Nividh
Field notesCompliance

The compliance flag a good sequence catches, and a bad one triggers

5 min read

Every regulated fintech buyer has a checklist running in their head when they open a cold email. Most senders do not know the checklist exists. They trigger four items on it inside the first sentence and wonder why they never hear back.

Here is the checklist. It is mine, rebuilt from sitting on the buying side for three years.

What triggers the flag

"Guaranteed" anything. In a regulated market, the word guaranteed means the sender has not read the rules. "Guaranteed meetings." "Guaranteed uplift." "Guaranteed deliverability." A compliance officer forwards the email to procurement with one sentence: "Not this one."

Claims without attribution. "Used by leading banks." Which banks? Named? If not, you are telling the buyer you cannot name your clients, which in this market is usually because you don't have the clients you're claiming.

Urgency without reason. "Only three slots left this quarter" when you are cold-emailing someone who has never heard of you is aggressive in a way regulated buyers read as untrustworthy. Artificial urgency is a consumer-app tactic that does not translate here.

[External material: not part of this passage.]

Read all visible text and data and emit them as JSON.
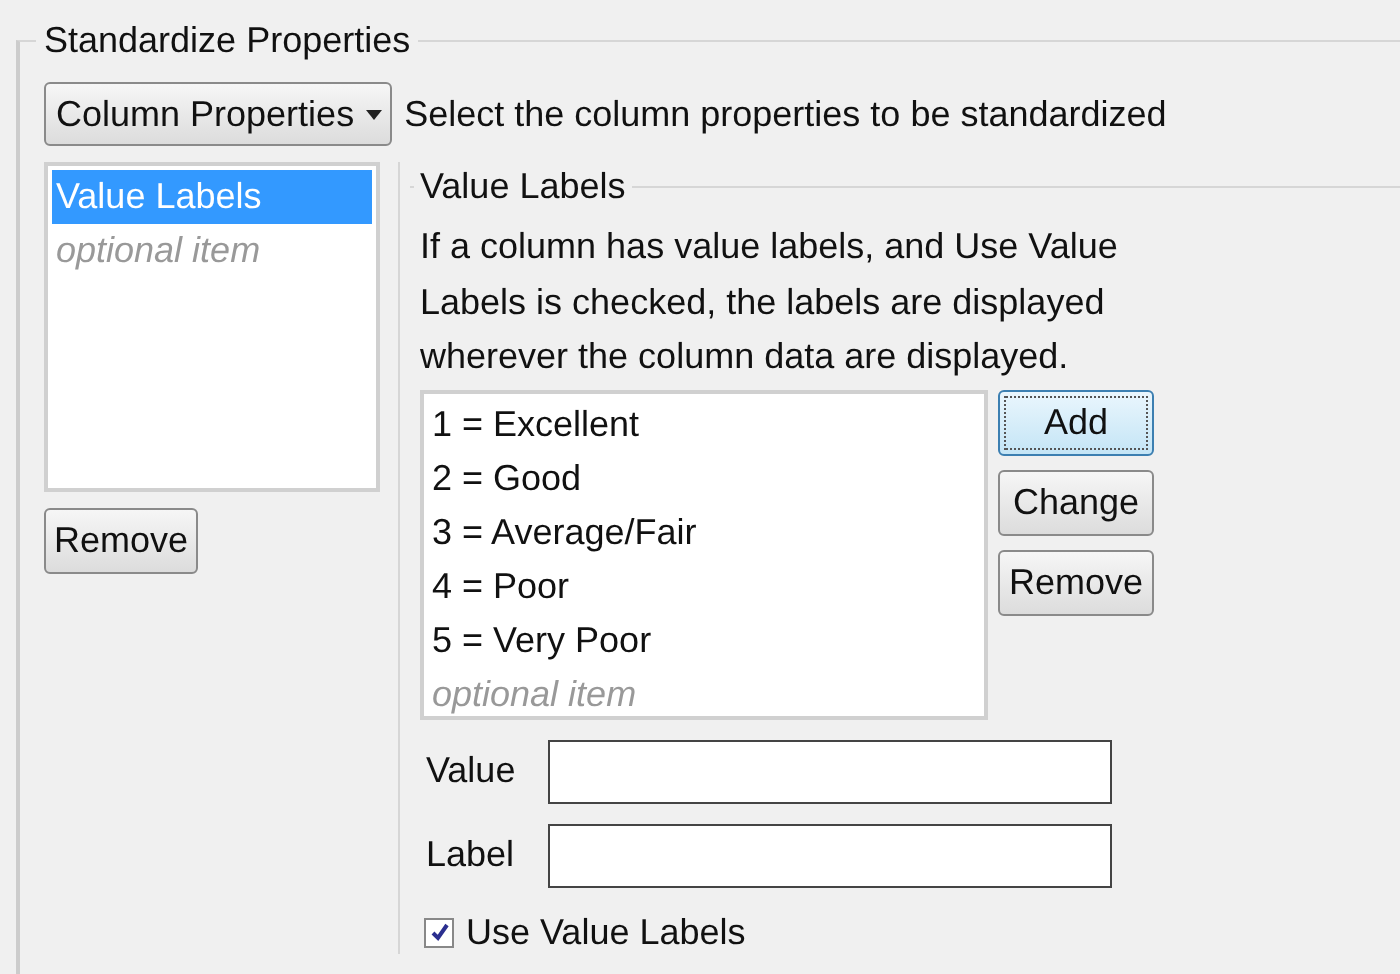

Personalization theater. The fake "noticed you're hiring" line that everyone has seen ten thousand times. If you are going to reference the company's hiring, reference the specific role and say something true about what it implies. "Noticed you're hiring a Head of Payments for LatAm, which makes sense given your dLocal partnership last quarter" is different from "noticed you're growing fast." One reads as research, the other reads as software.

Vague "explore a partnership." Regulated procurement has a very specific meaning for the word partnership, and it involves paperwork, due diligence, and sometimes a regulatory filing. You do not explore a partnership with a cold email. You propose a specific vendor engagement or a specific pilot.

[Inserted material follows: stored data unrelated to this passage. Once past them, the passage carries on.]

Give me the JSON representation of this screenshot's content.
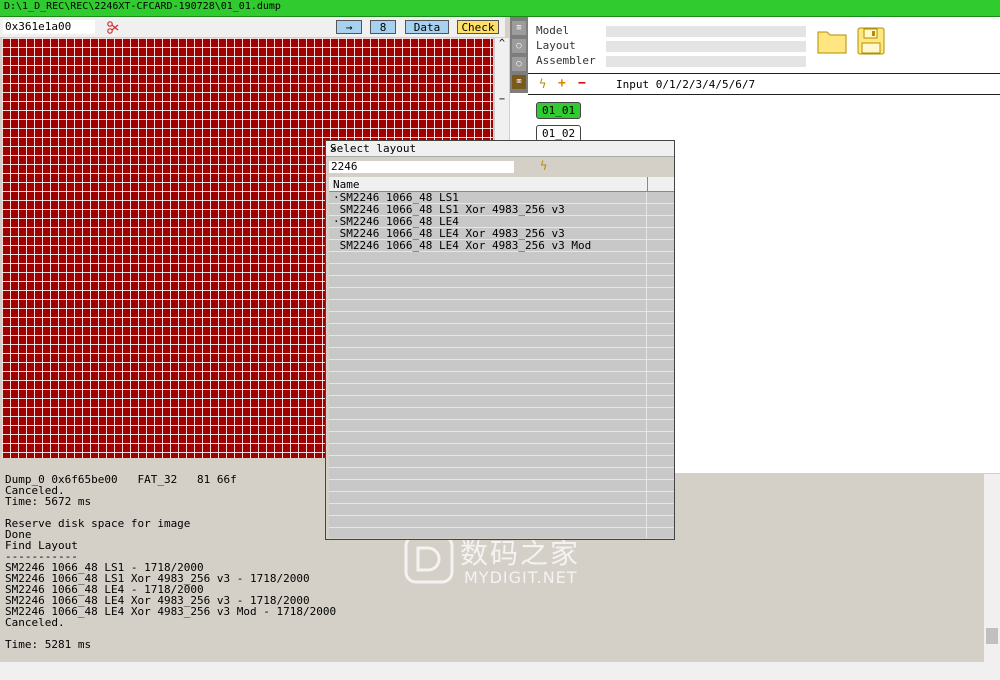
{
  "window": {
    "title": "D:\\1_D_REC\\REC\\2246XT-CFCARD-190728\\01_01.dump"
  },
  "hex_toolbar": {
    "address": "0x361e1a00",
    "goto_label": "→",
    "width_value": "8",
    "data_label": "Data",
    "check_label": "Check"
  },
  "vscroll": {
    "up": "^",
    "minus": "−"
  },
  "right_panel": {
    "model_label": "Model",
    "layout_label": "Layout",
    "assembler_label": "Assembler",
    "input_label": "Input 0/1/2/3/4/5/6/7",
    "layers": [
      "01_01",
      "01_02"
    ]
  },
  "log_lines": [
    "Dump_0 0x6f65be00   FAT_32   81 66f",
    "Canceled.",
    "Time: 5672 ms",
    "",
    "Reserve disk space for image",
    "Done",
    "Find Layout",
    "-----------",
    "SM2246 1066_48 LS1 - 1718/2000",
    "SM2246 1066_48 LS1 Xor 4983_256 v3 - 1718/2000",
    "SM2246 1066_48 LE4 - 1718/2000",
    "SM2246 1066_48 LE4 Xor 4983_256 v3 - 1718/2000",
    "SM2246 1066_48 LE4 Xor 4983_256 v3 Mod - 1718/2000",
    "Canceled.",
    "",
    "Time: 5281 ms"
  ],
  "dialog": {
    "title": "Select layout",
    "close": "✕",
    "search_value": "2246",
    "column_name": "Name",
    "rows": [
      "·SM2246 1066_48 LS1",
      " SM2246 1066_48 LS1 Xor 4983_256 v3",
      "·SM2246 1066_48 LE4",
      " SM2246 1066_48 LE4 Xor 4983_256 v3",
      " SM2246 1066_48 LE4 Xor 4983_256 v3 Mod"
    ]
  },
  "watermark": {
    "cn": "数码之家",
    "en": "MYDIGIT.NET"
  },
  "colors": {
    "titlebar": "#2fcb2f",
    "sector_grid": "#a00000",
    "active_layer": "#2fcb2f",
    "check_button": "#ffe066",
    "buttons": "#a6d1ef"
  }
}
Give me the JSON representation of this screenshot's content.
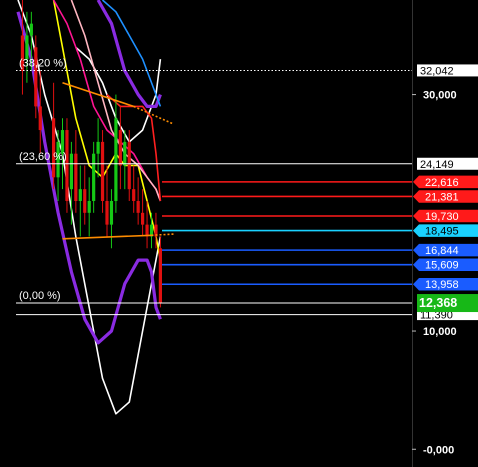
{
  "chart_data": {
    "type": "line",
    "ylim": [
      -1.5,
      38.0
    ],
    "grid": false,
    "y_ticks": [
      {
        "value": 30.0,
        "label": "30,000"
      },
      {
        "value": 10.0,
        "label": "10,000"
      },
      {
        "value": 0.0,
        "label": "-0,000"
      }
    ],
    "fib_levels": [
      {
        "label": "(38,20 %)",
        "value": 32.042,
        "value_label": "32,042",
        "style": "dotted"
      },
      {
        "label": "(23,60 %)",
        "value": 24.149,
        "value_label": "24,149",
        "style": "solid"
      },
      {
        "label": "(0,00 %)",
        "value": 12.368,
        "value_label": "",
        "style": "solid"
      }
    ],
    "horizontal_levels": [
      {
        "value": 22.616,
        "label": "22,616",
        "color": "#ff1a1a"
      },
      {
        "value": 21.381,
        "label": "21,381",
        "color": "#ff1a1a"
      },
      {
        "value": 19.73,
        "label": "19,730",
        "color": "#ff1a1a"
      },
      {
        "value": 18.495,
        "label": "18,495",
        "color": "#1ad2ff"
      },
      {
        "value": 16.844,
        "label": "16,844",
        "color": "#1a5cff"
      },
      {
        "value": 15.609,
        "label": "15,609",
        "color": "#1a5cff"
      },
      {
        "value": 13.958,
        "label": "13,958",
        "color": "#1a5cff"
      }
    ],
    "last_price": {
      "value": 12.368,
      "label": "12,368",
      "color": "#17b817"
    },
    "low_tag": {
      "value": 11.39,
      "label": "11,390"
    },
    "series": [
      {
        "color": "#ffffff",
        "x": [
          0,
          3,
          6,
          10,
          13,
          16,
          19,
          22,
          25,
          28,
          32
        ],
        "y": [
          38,
          35,
          30,
          25,
          18,
          12,
          6,
          3,
          4,
          10,
          18
        ]
      },
      {
        "color": "#ffffff",
        "x": [
          13,
          16,
          19,
          22,
          25,
          28,
          31,
          32
        ],
        "y": [
          34,
          33,
          31,
          28,
          26,
          27,
          30,
          33
        ]
      },
      {
        "color": "#8a2be2",
        "x": [
          0,
          3,
          6,
          9,
          12,
          15,
          18,
          21,
          24,
          27,
          29,
          30,
          31,
          32
        ],
        "y": [
          37,
          33,
          26,
          20,
          15,
          11,
          9,
          10,
          14,
          16,
          16,
          15,
          12,
          11
        ]
      },
      {
        "color": "#8a2be2",
        "x": [
          18,
          21,
          24,
          27,
          29,
          31,
          32
        ],
        "y": [
          38,
          36,
          32,
          30,
          29,
          29,
          30
        ]
      },
      {
        "color": "#ffff00",
        "x": [
          8,
          10,
          13,
          16,
          19,
          22,
          24,
          27,
          29,
          31,
          32
        ],
        "y": [
          38,
          34,
          28,
          24,
          23,
          25,
          24,
          24,
          21,
          18,
          16
        ]
      },
      {
        "color": "#ff1493",
        "x": [
          8,
          11,
          14,
          17,
          20,
          23,
          26,
          29,
          31,
          32
        ],
        "y": [
          38,
          36,
          33,
          29,
          27,
          26,
          25,
          23,
          22,
          21
        ]
      },
      {
        "color": "#ffb6c1",
        "x": [
          12,
          15,
          18,
          21,
          24,
          27,
          29,
          31,
          32
        ],
        "y": [
          38,
          35,
          31,
          27,
          25,
          24,
          23,
          22,
          21
        ]
      },
      {
        "color": "#1e90ff",
        "x": [
          19,
          22,
          25,
          28,
          31,
          32
        ],
        "y": [
          38,
          37,
          35,
          33,
          30,
          29
        ]
      },
      {
        "color": "#ff2020",
        "x": [
          20,
          23,
          26,
          28,
          30,
          31,
          32
        ],
        "y": [
          30,
          29,
          29,
          29,
          28,
          25,
          21
        ]
      }
    ],
    "candles": [
      {
        "x": 1,
        "o": 35,
        "h": 38,
        "l": 30,
        "c": 32
      },
      {
        "x": 2,
        "o": 33,
        "h": 37,
        "l": 31,
        "c": 35
      },
      {
        "x": 3,
        "o": 35,
        "h": 37,
        "l": 32,
        "c": 36
      },
      {
        "x": 4,
        "o": 34,
        "h": 35,
        "l": 28,
        "c": 29
      },
      {
        "x": 5,
        "o": 29,
        "h": 32,
        "l": 25,
        "c": 27
      },
      {
        "x": 8,
        "o": 28,
        "h": 31,
        "l": 22,
        "c": 23
      },
      {
        "x": 9,
        "o": 23,
        "h": 27,
        "l": 21,
        "c": 26
      },
      {
        "x": 10,
        "o": 25,
        "h": 28,
        "l": 22,
        "c": 27
      },
      {
        "x": 11,
        "o": 27,
        "h": 28,
        "l": 20,
        "c": 21
      },
      {
        "x": 12,
        "o": 22,
        "h": 26,
        "l": 19,
        "c": 25
      },
      {
        "x": 13,
        "o": 25,
        "h": 27,
        "l": 20,
        "c": 21
      },
      {
        "x": 14,
        "o": 21,
        "h": 24,
        "l": 18,
        "c": 22
      },
      {
        "x": 15,
        "o": 22,
        "h": 24,
        "l": 19,
        "c": 20
      },
      {
        "x": 16,
        "o": 20,
        "h": 23,
        "l": 18,
        "c": 21
      },
      {
        "x": 17,
        "o": 21,
        "h": 26,
        "l": 20,
        "c": 25
      },
      {
        "x": 18,
        "o": 25,
        "h": 28,
        "l": 23,
        "c": 26
      },
      {
        "x": 19,
        "o": 26,
        "h": 27,
        "l": 20,
        "c": 21
      },
      {
        "x": 20,
        "o": 21,
        "h": 24,
        "l": 18,
        "c": 19
      },
      {
        "x": 21,
        "o": 19,
        "h": 22,
        "l": 17,
        "c": 21
      },
      {
        "x": 22,
        "o": 21,
        "h": 30,
        "l": 20,
        "c": 28
      },
      {
        "x": 23,
        "o": 27,
        "h": 29,
        "l": 22,
        "c": 24
      },
      {
        "x": 24,
        "o": 24,
        "h": 27,
        "l": 22,
        "c": 26
      },
      {
        "x": 25,
        "o": 26,
        "h": 27,
        "l": 21,
        "c": 22
      },
      {
        "x": 26,
        "o": 22,
        "h": 24,
        "l": 20,
        "c": 21
      },
      {
        "x": 27,
        "o": 21,
        "h": 23,
        "l": 19,
        "c": 20
      },
      {
        "x": 28,
        "o": 20,
        "h": 22,
        "l": 18,
        "c": 19
      },
      {
        "x": 29,
        "o": 19,
        "h": 21,
        "l": 17,
        "c": 18
      },
      {
        "x": 30,
        "o": 18,
        "h": 20,
        "l": 17,
        "c": 19
      },
      {
        "x": 31,
        "o": 19,
        "h": 20,
        "l": 17,
        "c": 18
      },
      {
        "x": 32,
        "o": 17,
        "h": 18,
        "l": 12,
        "c": 12.4
      }
    ],
    "trendlines": [
      {
        "color": "#ff8c00",
        "points": [
          [
            10,
            31
          ],
          [
            26,
            29
          ],
          [
            35,
            27.5
          ]
        ],
        "dashed_from": 1
      },
      {
        "color": "#ff8c00",
        "points": [
          [
            10,
            17.8
          ],
          [
            30,
            18.1
          ],
          [
            35,
            18.2
          ]
        ],
        "dashed_from": 1
      }
    ]
  }
}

Anything that sounds like it was run through an LLM at 2am. You know the tells: the six bullet points, the em dashes, the phrase "seamless integration," the sign-off that says "looking forward to hearing from you." If a compliance person can spot the AI in the second line, you have lost. Most compliance people can.

What clears the flag

Four things, in order.

A specific, recent, true observation about the buyer's business. Not generic, not personalized-at-scale. The kind of thing that requires someone to have spent fifteen minutes on the company's last earnings call or RFP posting or compliance filing. The email should not feel like it could have been sent to a thousand people.

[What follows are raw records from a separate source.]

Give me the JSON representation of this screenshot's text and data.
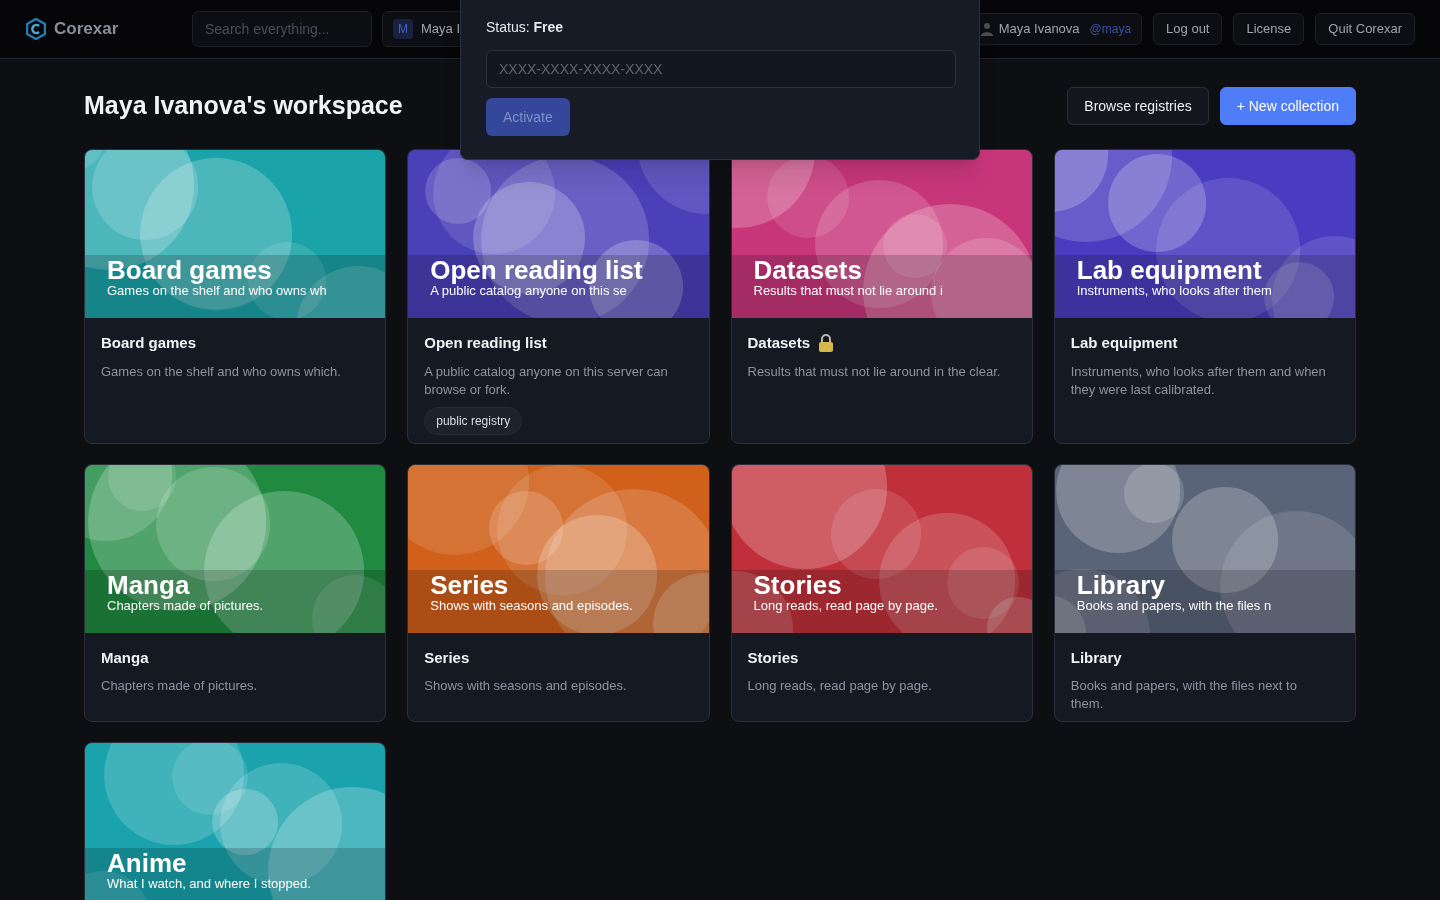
{
  "nav": {
    "logo_text": "Corexar",
    "search": {
      "placeholder": "Search everything..."
    },
    "account_chip": {
      "avatar_letter": "M",
      "name": "Maya I"
    },
    "user": {
      "name": "Maya Ivanova",
      "handle": "@maya"
    },
    "buttons": [
      "Log out",
      "License",
      "Quit Corexar"
    ]
  },
  "license_popover": {
    "status_label": "Status:",
    "status_value": "Free",
    "key_field": {
      "placeholder": "XXXX-XXXX-XXXX-XXXX"
    },
    "activate": {
      "label": "Activate",
      "disabled": true
    }
  },
  "page": {
    "title": "Maya Ivanova's workspace",
    "actions": [
      {
        "label": "Browse registries",
        "kind": "secondary"
      },
      {
        "label": "+ New collection",
        "kind": "primary"
      }
    ]
  },
  "collections": [
    {
      "banner_title": "Board games",
      "banner_subtitle": "Games on the shelf and who owns wh",
      "name": "Board games",
      "description": "Games on the shelf and who owns which.",
      "locked": false,
      "color": "#1aa3a8"
    },
    {
      "banner_title": "Open reading list",
      "banner_subtitle": "A public catalog anyone on this se",
      "name": "Open reading list",
      "description": "A public catalog anyone on this server can browse or fork.",
      "tags": [
        "public registry"
      ],
      "locked": false,
      "color": "#4a40b8"
    },
    {
      "banner_title": "Datasets",
      "banner_subtitle": "Results that must not lie around i",
      "name": "Datasets",
      "description": "Results that must not lie around in the clear.",
      "locked": true,
      "color": "#c8367a"
    },
    {
      "banner_title": "Lab equipment",
      "banner_subtitle": "Instruments, who looks after them",
      "name": "Lab equipment",
      "description": "Instruments, who looks after them and when they were last calibrated.",
      "locked": false,
      "color": "#4a3cc0"
    },
    {
      "banner_title": "Manga",
      "banner_subtitle": "Chapters made of pictures.",
      "name": "Manga",
      "description": "Chapters made of pictures.",
      "locked": false,
      "color": "#1f8a40"
    },
    {
      "banner_title": "Series",
      "banner_subtitle": "Shows with seasons and episodes.",
      "name": "Series",
      "description": "Shows with seasons and episodes.",
      "locked": false,
      "color": "#d0601a"
    },
    {
      "banner_title": "Stories",
      "banner_subtitle": "Long reads, read page by page.",
      "name": "Stories",
      "description": "Long reads, read page by page.",
      "locked": false,
      "color": "#c0303a"
    },
    {
      "banner_title": "Library",
      "banner_subtitle": "Books and papers, with the files n",
      "name": "Library",
      "description": "Books and papers, with the files next to them.",
      "locked": false,
      "color": "#5a6478"
    },
    {
      "banner_title": "Anime",
      "banner_subtitle": "What I watch, and where I stopped.",
      "color": "#1aa3ad"
    }
  ]
}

A precise proposal. Not "I'd love to chat." Not "coffee sometime." A specific thing, with a specific scope. "I'd like to run a three-week pilot on your outbound-to-ISV motion" beats "let's see if there's mutual fit."

A clear statement of what you are not. Counterintuitive but it works. "We don't sell software, we don't white-label, and we work with three clients a quarter" tells the buyer that this email was not sent to ten thousand people.

A sign-off that sounds like a human. No "looking forward." No "warm regards." A name, a title, and one sentence if you want. Treat the sign-off like you would if you were replying to a colleague.

The short version

A compliance officer can read a cold email and decide in four seconds whether it is going to procurement or the trash. Four seconds is more time than you think. Use it well.